Was it because I was here?
The doctor talked to her so casually it was obvious they knew each other more than I realized.
I exhaled sharply and before I could stop myself, my voice cut through the quiet:
“YES, she did!”
There was an abrupt silence in the room.
stunned silence.
Then a sudden shuffle, like both women had stiffened at once.
No one in the room spoke after that.
Both were quiet.
I leaned back in the chair, jaw tight, waiting for the tests to finish.
After the test was taken, we sat across from Clara in her small consultation room.
She glanced at the file in front of her, then at Mara, then at me.
“The result will be out in two days.”
Two days.
Tomorrow was the company’s anniversary.
Good timing, I thought.

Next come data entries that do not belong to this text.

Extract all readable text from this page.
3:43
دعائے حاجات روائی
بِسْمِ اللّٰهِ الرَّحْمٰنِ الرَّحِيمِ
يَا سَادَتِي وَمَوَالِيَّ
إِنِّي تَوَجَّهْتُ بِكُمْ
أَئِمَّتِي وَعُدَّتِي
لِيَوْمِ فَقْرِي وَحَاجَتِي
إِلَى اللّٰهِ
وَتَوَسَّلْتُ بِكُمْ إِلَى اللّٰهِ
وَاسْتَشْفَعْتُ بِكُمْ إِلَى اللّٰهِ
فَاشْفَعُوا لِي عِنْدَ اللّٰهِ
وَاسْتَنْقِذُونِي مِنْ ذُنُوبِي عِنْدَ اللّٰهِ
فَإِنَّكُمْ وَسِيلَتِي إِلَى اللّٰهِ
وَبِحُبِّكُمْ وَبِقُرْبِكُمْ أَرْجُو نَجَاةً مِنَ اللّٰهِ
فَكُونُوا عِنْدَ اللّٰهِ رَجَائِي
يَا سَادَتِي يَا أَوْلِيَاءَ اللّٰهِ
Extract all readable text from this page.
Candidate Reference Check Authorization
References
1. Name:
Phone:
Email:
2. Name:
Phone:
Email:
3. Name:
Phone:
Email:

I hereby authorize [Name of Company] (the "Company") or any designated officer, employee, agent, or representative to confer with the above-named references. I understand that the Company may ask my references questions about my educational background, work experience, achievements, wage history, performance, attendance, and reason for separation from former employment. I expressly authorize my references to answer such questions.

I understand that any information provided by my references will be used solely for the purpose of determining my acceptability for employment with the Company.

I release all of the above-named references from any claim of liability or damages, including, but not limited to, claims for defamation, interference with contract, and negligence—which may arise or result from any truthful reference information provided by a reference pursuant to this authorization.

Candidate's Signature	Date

It would give me one last day of clarity before the truth ripped the ground from under us, one way or another.
“Thank you,” I said.
Mara didn’t speak the entire walk out of the hospital.
The car ride back to the company was suffocating.
She stared out the window, rigid, furious—with me or herself, I couldn’t tell.
I stared at her.
At the tightness in her jaw.
At the exhaustion under her eyes.
At the silence between us that felt like a war brewing under her skin.
The moment the car stopped at the Lawson building, she got out first—slamming the door harder than she probably meant to.
By the time I got out, she had already entered the building.
My phone buzzed.
A message from the same unknown number.
> I see you’re desperate to find me. Don’t worry, I’ll be present at the anniversary tomorrow.
I also have a surprise for you.
Look forward to it.
My jaw tightened until my teeth ached.
Tomorrow wasn’t just an anniversary.
It's a hunt and I must find this person and make them pay!!!